Wright was the Schools Curriculum Industry Partnership Co-ordinator for Hampshire from 1991 to 1995. In 1995, she was appointed Education Project Manager with Hampshire Training & Enterprise Council. During that time she established three Science and Technology Compacts in Eastleigh, Southampton and Portsmouth. She established a county-wide business mentoring programmes involving over 500 business volunteers support 14- to 16-year-old students falling behind on their studies. She authored work experience guidance for both teachers and employers. During this time, she also completed her teaching practice at Woolston Secondary School in Southampton.
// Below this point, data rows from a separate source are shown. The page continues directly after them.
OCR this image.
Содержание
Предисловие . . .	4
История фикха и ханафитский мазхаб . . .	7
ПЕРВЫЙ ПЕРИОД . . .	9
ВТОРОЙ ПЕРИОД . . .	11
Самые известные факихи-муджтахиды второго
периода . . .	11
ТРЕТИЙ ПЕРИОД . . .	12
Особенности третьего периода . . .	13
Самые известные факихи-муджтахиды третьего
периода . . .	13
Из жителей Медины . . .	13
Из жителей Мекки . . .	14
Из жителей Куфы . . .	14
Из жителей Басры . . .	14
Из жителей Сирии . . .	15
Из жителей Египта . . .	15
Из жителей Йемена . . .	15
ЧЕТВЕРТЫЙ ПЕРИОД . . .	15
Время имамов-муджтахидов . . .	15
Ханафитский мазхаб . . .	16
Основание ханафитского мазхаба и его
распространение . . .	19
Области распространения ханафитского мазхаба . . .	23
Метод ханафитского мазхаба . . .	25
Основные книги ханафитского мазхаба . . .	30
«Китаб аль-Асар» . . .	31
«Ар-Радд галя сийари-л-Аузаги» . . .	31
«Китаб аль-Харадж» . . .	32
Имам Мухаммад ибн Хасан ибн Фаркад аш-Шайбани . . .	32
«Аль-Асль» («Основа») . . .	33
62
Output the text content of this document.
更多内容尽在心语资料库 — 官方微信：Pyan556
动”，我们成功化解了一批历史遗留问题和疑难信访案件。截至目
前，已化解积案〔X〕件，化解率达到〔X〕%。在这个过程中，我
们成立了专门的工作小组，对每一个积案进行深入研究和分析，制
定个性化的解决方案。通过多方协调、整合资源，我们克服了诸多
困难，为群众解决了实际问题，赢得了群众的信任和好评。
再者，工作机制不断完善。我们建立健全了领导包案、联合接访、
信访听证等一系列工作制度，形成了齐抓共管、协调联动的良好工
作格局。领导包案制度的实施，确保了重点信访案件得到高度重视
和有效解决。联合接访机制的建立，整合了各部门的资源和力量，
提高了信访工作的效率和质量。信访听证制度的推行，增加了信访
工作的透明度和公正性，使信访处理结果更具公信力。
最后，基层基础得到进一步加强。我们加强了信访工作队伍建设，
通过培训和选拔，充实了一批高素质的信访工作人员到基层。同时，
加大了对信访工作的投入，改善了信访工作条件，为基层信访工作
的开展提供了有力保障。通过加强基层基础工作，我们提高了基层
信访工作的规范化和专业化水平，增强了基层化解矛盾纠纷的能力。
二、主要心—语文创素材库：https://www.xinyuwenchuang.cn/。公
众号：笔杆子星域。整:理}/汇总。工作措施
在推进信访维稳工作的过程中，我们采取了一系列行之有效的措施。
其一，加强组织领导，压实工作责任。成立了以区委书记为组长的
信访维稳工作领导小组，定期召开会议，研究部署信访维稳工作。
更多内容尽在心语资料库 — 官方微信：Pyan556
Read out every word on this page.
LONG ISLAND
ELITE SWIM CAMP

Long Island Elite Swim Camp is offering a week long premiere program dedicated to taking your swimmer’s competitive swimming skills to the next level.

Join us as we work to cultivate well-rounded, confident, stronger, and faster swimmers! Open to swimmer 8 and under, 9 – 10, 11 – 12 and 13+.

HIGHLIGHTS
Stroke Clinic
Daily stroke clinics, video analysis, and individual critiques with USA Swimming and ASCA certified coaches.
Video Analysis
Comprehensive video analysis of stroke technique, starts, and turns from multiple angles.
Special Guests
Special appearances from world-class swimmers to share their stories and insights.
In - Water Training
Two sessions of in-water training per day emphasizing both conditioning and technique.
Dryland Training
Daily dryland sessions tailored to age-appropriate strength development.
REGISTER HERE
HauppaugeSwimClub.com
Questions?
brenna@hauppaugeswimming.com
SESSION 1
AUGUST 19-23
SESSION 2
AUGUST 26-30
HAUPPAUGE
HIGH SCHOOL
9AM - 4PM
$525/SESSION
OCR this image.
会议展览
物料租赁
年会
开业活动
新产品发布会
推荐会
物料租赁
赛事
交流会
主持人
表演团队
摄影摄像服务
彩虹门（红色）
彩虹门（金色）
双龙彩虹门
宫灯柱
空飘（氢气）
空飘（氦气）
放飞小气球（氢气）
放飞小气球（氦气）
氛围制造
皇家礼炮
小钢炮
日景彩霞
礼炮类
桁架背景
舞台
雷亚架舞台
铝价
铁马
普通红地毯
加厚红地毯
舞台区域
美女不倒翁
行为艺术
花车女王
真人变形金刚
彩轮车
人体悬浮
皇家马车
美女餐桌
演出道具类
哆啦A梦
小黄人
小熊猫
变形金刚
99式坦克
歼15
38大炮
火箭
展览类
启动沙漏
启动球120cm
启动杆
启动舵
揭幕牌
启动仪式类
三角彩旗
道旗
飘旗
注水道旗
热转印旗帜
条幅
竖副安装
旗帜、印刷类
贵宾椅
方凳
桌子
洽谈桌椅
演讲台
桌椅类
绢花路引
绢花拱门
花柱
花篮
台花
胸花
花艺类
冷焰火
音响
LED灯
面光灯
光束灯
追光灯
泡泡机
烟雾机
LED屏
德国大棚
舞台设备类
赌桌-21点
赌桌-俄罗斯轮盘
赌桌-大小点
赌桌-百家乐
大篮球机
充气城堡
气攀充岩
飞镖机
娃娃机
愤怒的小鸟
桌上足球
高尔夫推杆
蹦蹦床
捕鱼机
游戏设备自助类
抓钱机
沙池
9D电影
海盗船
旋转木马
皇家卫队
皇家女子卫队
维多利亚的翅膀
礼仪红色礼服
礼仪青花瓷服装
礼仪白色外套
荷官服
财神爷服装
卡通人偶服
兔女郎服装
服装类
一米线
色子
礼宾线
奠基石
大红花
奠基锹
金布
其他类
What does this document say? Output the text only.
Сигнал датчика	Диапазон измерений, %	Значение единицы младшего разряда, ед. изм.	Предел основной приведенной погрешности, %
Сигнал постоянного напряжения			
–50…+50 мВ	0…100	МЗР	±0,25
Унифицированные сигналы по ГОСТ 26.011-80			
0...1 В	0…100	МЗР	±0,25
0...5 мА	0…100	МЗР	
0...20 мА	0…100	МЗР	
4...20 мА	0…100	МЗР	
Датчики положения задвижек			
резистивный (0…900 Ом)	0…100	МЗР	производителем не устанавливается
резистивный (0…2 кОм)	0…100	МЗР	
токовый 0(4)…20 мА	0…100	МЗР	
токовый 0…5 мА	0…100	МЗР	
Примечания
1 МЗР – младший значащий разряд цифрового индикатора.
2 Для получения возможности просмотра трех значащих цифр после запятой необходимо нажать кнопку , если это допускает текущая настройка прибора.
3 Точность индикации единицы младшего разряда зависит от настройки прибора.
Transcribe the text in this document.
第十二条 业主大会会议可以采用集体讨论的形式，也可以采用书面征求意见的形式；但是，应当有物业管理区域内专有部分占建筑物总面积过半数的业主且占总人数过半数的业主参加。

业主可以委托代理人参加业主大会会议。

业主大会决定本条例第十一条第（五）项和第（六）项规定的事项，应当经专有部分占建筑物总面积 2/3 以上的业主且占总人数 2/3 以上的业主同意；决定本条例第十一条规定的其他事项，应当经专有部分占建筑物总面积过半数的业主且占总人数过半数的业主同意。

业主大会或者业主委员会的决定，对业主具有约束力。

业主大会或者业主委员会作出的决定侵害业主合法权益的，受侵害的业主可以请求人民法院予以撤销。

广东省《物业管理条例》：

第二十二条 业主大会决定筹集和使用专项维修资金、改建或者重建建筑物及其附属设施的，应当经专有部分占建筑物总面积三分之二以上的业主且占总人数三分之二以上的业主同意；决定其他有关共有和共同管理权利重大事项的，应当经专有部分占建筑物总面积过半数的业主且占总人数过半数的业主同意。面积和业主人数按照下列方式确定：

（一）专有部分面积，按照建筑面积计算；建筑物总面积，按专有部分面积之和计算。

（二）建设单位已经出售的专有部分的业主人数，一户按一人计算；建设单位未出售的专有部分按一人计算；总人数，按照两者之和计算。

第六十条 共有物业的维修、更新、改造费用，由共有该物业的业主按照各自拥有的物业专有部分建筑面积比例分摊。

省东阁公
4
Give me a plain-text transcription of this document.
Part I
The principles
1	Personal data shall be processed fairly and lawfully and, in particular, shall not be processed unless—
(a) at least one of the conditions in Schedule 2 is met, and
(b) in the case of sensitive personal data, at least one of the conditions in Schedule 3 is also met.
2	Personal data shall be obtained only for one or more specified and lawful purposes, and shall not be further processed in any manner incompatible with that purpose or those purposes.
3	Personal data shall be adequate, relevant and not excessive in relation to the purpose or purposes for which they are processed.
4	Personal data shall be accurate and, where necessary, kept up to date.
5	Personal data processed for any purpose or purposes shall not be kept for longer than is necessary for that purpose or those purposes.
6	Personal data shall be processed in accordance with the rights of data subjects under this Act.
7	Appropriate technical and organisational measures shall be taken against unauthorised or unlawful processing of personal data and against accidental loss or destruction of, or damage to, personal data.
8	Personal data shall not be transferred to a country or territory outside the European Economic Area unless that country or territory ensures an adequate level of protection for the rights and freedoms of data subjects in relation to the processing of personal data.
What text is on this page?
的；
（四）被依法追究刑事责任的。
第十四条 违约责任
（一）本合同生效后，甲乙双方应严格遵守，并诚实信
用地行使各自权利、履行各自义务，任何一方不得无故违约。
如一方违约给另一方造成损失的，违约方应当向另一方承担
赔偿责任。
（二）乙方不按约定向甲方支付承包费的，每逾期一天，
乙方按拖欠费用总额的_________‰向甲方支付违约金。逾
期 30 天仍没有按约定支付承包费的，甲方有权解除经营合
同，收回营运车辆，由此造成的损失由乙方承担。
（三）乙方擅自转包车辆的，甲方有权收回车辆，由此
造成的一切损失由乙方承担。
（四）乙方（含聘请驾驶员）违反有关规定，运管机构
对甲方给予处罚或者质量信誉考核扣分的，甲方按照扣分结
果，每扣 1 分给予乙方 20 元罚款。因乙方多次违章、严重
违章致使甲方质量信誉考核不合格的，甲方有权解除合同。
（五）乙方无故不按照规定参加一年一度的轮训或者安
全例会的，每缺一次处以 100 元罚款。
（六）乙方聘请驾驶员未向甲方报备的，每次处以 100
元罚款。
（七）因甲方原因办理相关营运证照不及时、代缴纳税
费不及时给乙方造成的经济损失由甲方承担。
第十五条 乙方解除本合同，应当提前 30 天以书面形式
Wright was appointed as CEO of the newly formed Eastleigh EBP in 1997 which then became an independent company with limited guarantee, renamed Solent Skill Quest in 1997. In 2006, she was appointed Chair of the National EBP Network and in 2007, Chair of the National Enterprise Development Group. In 2008, she hosted Peter Jones at the Millbrook Technology Campus during the Most Enterprising Place in Britain competition and won the South East award.

In 2009, she was awarded the Queen's Award for Enterprise Promotion.

In October 2010, Solent Skill Quest became an education charity with Solent EBP its local delivery arm. In 2013, Solent Skill Quest was renamed Skill Quest Trust. Skill Quest Trust acquired First Partnership EBP in March 2013.

Solent EBP awarded "Amazing People" awards from 2009.

Wright worked with national EBP colleagues to relaunch their national network, NEPBN. SHe was chair of the network from 2006 to 2009. She was appointed chair of Governors at Crestwood College for Business and Enterprise, Eastleigh in 2005 and is a governor at Compass School, Southampton – a pupil referral unit.

==Skill Quest Trust Ltd.==
Skill Quest Trust Ltd. underwent voluntary liquidation in April 2015 in Eastleigh.